Abstract
Background/Aims There is increasing interest in the study of preventive and therapeutic interventions for childhood obesity. Without accounting for baseline variability in children’s weight measures, however, it is difficult to accurately explore the true impact of interventions. We wanted to identify a) what percentage of children and adolescents have large longitudinal within-individual variability in their standardized weight measures and b) groups of individuals with differential growth trajectories over time. Our hypothesis is that a substantial fraction of children have large longitudinal within-individual variability and/or a non-constant growth trajectory.
Methods We used a cohort of ~100,000 relatively healthy children and adolescents (2–20 years), seen in large ambulatory care organizations between 2000–2013, who had at least 3 weight measurements recorded longitudinally. The standardized weight measures we used were the weight-for-age z-score (WAZ) and the weight-for-age percentile (WAPCT). We quantified the within-individual variability by a) the slope and b) the root-mean-square-error (RMSE) of the regression of longitudinal standardized weight measures vs. age. Clusters of growth trajectories were identified using Growth Mixture Models (GMM). The number of clusters was determined by Akaike information criterion and relative cluster size.

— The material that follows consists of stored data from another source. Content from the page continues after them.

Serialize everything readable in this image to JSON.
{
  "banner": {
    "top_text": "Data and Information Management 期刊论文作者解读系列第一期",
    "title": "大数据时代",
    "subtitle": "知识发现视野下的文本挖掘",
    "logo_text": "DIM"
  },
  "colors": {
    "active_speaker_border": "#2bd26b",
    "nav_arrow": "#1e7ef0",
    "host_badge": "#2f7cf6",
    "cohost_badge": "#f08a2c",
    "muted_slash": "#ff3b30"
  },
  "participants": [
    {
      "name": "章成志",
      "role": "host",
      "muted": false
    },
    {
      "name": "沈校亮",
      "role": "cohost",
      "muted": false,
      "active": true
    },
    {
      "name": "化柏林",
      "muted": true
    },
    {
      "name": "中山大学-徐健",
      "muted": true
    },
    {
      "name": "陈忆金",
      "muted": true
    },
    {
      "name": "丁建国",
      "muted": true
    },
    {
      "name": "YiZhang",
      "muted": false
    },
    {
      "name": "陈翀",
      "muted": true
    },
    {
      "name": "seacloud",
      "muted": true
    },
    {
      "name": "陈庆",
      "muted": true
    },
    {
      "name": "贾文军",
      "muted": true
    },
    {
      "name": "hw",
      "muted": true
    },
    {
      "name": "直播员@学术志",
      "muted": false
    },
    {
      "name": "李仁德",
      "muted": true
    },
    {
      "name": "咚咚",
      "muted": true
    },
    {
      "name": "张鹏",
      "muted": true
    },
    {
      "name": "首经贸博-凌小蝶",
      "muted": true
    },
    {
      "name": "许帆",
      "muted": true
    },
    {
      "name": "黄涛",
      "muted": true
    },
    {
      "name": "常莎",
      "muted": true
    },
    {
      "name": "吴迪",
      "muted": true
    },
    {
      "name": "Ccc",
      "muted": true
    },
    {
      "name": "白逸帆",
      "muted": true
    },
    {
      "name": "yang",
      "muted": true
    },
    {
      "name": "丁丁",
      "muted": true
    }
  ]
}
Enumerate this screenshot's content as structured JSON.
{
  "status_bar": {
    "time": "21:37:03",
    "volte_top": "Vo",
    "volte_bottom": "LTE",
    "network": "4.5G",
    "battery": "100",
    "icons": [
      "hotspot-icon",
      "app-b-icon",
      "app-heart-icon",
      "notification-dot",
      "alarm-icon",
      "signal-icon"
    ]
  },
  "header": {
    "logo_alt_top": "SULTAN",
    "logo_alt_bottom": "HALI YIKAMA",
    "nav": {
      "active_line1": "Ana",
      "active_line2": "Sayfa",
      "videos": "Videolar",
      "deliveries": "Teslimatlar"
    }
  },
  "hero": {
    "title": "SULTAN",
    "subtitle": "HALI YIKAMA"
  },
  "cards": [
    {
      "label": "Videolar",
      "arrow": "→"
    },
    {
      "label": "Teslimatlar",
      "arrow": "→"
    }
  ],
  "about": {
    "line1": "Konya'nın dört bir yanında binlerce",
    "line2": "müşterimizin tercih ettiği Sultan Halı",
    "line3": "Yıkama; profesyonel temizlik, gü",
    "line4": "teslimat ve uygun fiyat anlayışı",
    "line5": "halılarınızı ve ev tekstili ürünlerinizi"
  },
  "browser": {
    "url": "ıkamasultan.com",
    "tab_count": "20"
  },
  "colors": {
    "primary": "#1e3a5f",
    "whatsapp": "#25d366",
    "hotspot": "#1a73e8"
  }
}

Results The mean duration of longitudinal follow-up of individuals in our cohort was 4.7 yrs (median 4.2 yrs, IQR 3.9 yrs). Approximately 19% of all children and adolescents had substantial longitudinal within-individual variability (|slope| ≥ 0.02 and/or RMSE ≥ 0.35). We identified two clusters within this group: 1) those with an initial relatively constant growth-trajectory (between 2–9 years) and then a slightly upward trend (between 10–20 years), 61% of the total sample and 2) those with an initial upward trend (between 2–9 years) and then downward trend (between 10–20 years) in their growth-trajectory, 39% of the total. Large within-individual variability was identified in 19.5% of children in cluster 1 and 18.7% of children in cluster 2.
Conclusions Relatively healthy children and adolescents have large within-individual variability in their standardized weight measures that needs to be considered in study design when weight changes are used as study endpoints. Two subgroups exhibit potentially important growth patterns that warrant investigation.